Bloodied France vows ‘merciless’ response to IS ‘act of war’

Published November 15, 2015
PEOPLE being evacuated from the concert hall where 87 people were massacred.—AFP
PEOPLE being evacuated from the concert hall where 87 people were massacred.—AFP

PARIS: French President Francois Hollande promised a “merciless” response to the wave of attacks by gunmen and bombers that killed at least 129 people across Paris on Friday (Saturday morning in Pakistan).

The president described the assault claimed by the militant Islamic State (IS) group as “an act of war” against France.

“France will be merciless towards these barbarians from Daesh,” he said, using the Arabic acronym for IS.

“Faced with war, the country must take appropriate action,” Mr Hollande said after an emergency meeting of security chiefs. He also announced three days of national mourning.

In the worst attack, four gunmen systematically slaughtered 87 young people at a rock concert at the Bataclan concert hall before anti-terrorist commandos launched an assault on the building. A number of survivors were rescued.

At least 40 more people were killed in five other attacks in the Paris region, including an apparent double suicide bombing outside the Stade de France national stadium, where Mr Hollande and the German foreign minister were watching a friendly soccer international between the two countries.

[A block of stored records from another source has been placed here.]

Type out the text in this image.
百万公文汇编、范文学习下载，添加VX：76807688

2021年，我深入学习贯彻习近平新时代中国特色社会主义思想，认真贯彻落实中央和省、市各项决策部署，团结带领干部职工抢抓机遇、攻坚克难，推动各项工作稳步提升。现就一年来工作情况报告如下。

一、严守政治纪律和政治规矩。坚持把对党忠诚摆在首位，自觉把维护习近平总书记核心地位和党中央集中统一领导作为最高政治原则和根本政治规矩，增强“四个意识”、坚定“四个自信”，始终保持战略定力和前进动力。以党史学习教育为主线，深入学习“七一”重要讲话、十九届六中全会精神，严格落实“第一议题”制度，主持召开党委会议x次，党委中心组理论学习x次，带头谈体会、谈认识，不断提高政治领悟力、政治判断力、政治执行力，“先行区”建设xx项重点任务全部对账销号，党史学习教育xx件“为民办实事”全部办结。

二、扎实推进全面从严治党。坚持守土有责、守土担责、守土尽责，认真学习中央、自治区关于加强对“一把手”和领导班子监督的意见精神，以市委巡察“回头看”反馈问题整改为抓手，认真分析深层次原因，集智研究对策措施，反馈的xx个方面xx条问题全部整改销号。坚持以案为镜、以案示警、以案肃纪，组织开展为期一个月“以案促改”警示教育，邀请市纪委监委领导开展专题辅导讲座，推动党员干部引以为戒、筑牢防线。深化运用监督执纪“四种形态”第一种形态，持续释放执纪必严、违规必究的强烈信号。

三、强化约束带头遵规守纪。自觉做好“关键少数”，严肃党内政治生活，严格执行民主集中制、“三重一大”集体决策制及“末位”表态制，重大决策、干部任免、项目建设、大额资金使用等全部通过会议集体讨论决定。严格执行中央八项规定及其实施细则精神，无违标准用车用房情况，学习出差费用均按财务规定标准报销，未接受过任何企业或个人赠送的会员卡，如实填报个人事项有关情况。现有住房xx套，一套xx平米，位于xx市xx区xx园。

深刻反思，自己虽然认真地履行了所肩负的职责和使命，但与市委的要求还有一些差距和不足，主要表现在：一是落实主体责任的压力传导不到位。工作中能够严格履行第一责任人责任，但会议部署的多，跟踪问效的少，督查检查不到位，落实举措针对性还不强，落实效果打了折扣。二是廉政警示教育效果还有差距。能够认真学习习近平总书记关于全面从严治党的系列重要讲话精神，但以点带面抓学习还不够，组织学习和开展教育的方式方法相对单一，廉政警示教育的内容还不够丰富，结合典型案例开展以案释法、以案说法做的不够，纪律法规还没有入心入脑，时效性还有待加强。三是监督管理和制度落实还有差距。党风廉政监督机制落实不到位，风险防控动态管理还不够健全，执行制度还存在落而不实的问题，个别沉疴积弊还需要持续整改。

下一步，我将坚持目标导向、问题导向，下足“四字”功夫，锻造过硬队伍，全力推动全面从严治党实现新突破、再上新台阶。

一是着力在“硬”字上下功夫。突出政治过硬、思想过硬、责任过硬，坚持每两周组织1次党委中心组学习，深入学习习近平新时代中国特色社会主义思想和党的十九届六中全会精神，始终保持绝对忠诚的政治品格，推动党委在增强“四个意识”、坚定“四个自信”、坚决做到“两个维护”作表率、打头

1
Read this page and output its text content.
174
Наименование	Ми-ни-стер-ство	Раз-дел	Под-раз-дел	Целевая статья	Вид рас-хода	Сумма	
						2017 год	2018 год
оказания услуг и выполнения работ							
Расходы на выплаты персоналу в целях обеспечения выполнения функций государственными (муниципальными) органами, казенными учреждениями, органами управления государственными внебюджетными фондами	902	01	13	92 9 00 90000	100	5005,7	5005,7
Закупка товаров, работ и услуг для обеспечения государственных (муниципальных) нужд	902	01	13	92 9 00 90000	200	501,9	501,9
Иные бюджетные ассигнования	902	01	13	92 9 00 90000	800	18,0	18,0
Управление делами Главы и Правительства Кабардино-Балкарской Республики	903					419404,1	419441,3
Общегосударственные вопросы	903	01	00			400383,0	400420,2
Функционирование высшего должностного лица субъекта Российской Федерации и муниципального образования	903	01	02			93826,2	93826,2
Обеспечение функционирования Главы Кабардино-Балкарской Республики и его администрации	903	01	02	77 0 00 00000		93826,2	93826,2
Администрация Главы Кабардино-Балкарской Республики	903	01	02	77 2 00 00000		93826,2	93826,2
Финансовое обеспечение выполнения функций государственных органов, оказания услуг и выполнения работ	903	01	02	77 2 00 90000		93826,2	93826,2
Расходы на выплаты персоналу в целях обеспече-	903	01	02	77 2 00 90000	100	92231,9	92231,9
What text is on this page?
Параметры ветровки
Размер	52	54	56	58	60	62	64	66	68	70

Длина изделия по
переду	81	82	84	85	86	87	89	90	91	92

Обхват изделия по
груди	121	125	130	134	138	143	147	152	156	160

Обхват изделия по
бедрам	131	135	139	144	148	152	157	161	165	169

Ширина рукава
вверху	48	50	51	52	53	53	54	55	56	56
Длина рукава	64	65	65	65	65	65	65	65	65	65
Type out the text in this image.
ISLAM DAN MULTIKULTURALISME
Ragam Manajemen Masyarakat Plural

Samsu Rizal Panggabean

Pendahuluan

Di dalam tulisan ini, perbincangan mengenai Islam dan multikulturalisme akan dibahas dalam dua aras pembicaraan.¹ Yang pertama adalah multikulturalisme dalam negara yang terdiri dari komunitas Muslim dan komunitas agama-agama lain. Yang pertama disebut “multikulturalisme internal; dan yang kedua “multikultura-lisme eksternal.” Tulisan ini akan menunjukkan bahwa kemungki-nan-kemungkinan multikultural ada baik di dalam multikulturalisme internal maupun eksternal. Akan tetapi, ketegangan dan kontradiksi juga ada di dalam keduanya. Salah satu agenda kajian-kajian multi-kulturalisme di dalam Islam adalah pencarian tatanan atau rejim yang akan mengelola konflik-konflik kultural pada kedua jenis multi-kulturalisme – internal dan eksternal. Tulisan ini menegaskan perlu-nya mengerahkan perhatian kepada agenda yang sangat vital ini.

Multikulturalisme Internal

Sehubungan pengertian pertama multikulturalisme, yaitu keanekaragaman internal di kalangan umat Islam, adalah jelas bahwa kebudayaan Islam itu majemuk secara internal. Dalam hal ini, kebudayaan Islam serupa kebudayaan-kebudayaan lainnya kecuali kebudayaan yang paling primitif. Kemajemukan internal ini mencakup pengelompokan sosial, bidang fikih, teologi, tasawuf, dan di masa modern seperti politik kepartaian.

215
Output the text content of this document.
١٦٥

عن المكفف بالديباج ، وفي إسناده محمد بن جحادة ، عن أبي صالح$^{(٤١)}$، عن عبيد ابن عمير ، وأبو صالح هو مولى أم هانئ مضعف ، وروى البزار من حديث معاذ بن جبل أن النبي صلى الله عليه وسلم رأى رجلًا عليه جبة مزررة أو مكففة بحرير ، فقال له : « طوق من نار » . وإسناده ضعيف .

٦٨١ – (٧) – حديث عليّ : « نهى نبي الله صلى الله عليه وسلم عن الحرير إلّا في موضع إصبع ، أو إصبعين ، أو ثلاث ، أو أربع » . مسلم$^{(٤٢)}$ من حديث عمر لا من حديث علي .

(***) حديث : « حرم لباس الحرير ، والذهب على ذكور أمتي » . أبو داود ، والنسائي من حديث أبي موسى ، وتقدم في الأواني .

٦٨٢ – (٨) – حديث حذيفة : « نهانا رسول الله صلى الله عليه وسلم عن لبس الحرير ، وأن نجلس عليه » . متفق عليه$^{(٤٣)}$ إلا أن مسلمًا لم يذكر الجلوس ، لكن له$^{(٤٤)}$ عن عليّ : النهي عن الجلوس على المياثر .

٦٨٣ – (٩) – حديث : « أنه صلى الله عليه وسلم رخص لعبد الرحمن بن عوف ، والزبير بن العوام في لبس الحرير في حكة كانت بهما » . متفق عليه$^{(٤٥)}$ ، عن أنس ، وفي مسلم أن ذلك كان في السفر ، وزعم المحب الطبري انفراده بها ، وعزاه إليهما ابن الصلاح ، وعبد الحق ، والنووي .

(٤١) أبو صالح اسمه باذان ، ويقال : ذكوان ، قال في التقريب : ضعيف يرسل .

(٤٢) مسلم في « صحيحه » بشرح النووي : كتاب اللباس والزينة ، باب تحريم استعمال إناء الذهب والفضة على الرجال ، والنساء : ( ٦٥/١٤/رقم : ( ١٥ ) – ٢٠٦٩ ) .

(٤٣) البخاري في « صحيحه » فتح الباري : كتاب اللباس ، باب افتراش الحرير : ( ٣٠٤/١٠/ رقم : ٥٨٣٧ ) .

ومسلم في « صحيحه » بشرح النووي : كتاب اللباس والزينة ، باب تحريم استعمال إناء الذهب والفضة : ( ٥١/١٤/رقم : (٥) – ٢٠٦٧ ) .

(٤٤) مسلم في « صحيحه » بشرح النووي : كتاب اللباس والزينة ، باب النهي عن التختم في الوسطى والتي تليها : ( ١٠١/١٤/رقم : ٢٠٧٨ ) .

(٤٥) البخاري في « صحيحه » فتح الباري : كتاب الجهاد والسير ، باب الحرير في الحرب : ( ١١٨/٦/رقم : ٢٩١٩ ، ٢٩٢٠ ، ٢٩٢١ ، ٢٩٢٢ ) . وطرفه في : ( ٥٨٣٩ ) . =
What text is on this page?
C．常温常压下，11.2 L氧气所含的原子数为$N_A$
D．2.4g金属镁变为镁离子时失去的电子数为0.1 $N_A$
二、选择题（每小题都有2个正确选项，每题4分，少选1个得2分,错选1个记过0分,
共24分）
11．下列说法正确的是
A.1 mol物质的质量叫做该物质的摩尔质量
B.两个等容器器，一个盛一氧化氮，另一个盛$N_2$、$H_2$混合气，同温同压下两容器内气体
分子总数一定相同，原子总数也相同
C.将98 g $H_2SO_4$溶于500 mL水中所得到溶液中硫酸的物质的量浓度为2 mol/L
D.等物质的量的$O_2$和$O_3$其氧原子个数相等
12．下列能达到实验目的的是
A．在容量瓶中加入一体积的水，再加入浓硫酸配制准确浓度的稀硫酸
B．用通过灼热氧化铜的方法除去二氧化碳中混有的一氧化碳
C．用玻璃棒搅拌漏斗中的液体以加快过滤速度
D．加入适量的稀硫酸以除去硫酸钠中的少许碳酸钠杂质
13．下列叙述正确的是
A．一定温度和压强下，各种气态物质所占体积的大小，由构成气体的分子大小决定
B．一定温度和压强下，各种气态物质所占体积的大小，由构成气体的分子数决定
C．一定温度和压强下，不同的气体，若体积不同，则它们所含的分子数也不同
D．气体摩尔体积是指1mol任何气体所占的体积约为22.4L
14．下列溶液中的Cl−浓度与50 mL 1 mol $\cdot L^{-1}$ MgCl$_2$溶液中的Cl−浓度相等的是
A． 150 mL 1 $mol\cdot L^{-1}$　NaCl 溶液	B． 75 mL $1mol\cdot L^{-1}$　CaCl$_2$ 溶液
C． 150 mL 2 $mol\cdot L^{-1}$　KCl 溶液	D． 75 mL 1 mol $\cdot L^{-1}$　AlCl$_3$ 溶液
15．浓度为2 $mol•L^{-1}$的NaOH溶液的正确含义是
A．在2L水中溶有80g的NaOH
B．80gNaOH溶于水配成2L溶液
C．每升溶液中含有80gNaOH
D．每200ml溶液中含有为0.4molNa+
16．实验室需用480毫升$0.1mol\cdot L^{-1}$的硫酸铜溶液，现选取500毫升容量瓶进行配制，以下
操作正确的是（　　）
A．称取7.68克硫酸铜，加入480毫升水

The assaults came as France, a founder member of the US-led coalition waging air strikes against IS in Syria and Iraq, was on high alert for terrorist attacks.

•At least 129 killed in worst atrocity in Paris since WWII

•Six places come under terrorist attack

•Fallout feared on refugees migrating to Europe

It was the worst terrorist attack in Europe since the Madrid train bombings of 2004, in which 191 died. It was also the worst atrocity in Paris since World War II.

Mr Hollande said the attacks had been organised from abroad by IS, with internal help.

Sources close to the investigation said one of the dead gunmen was French with ties to Muslim militants. Syrian and Egyptian passports were found near the bodies of two of the suicide bombers.

Former president Nicolas Sarkozy said in a statement: “The war we must wage should be total.”

In its claim of responsibility, IS said the attacks were a response to France’s campaign against its fighters.

It also distributed an undated video in which a militant said France would not live peacefully as long as it took part in US-led bombing raids against them.

“As long as you keep bombing you will not live in peace. You will even fear travelling to the market,” said a bearded Arabic-speaking militant, flanked by other fighters.

A government source said there were 129 dead, 87 in critical condition and 116 wounded.

Six attackers blew themselves up and one was shot by police. There may have been an eighth attacker, but this was not confirmed.

The attacks, in which automatic weapons and explosives belts were used, lasted about 40 minutes.

“The terrorists, the murderers, raked several cafe terraces with machine-gun fire before entering (the concert hall). There were many victims in terrible, atrocious conditions in several places,” police prefect Michel Cadot told reporters.

STATE OF EMERGENCY: After being whisked from the stadium after the blasts there, Mr Hollande declared a national state of emergency, the first since World War II. Border controls were temporarily re-imposed to stop perpetrators escaping.

Emergency services were mobilised, police leave was cancelled, 1,500 army reinforcements were drafted into the Paris region and hospitals recalled staff to cope with the casualties.

Radio stations warned Parisians to stay at home and urged residents to give shelter to anyone caught out in the street.

The deadliest attack was on the Bataclan, a popular concert venue where the Californian rock group ‘Eagles of Death Metal’ was performing.

Some witnesses in the hall said they heard the gunmen shout Islamic chants and slogans condemning France’s role in Syria.

The hall is near the former offices of the controversial weekly ‘Charlie Hebdo’. France has been on high alert since gunmen attacked the paper and a kosher supermarket in January, killing 18 people.

France ordered on Saturday increased security at its sites abroad. Britain, Germany, Italy, Russia, Belgium, Hungary and the Netherlands also tightened security measures.

SCAPEGOATING REFUGEES: After the attacks, some populist leaders around Europe rushed to demand an end to an influx of refugees and migrants from the Middle East and Africa.

The carnage in the French capital, directly linked to the conflicts in Syria and Iraq, seemed bound to further complicate the European Union’s task in sharing out hundreds of thousands of migrants who have entered the bloc this year, after fleeing war and poverty.

Poland said the attacks meant it could not take its share of migrants under a European Union plan. Many of the migrants currently flooding into Europe are refugees from Syria.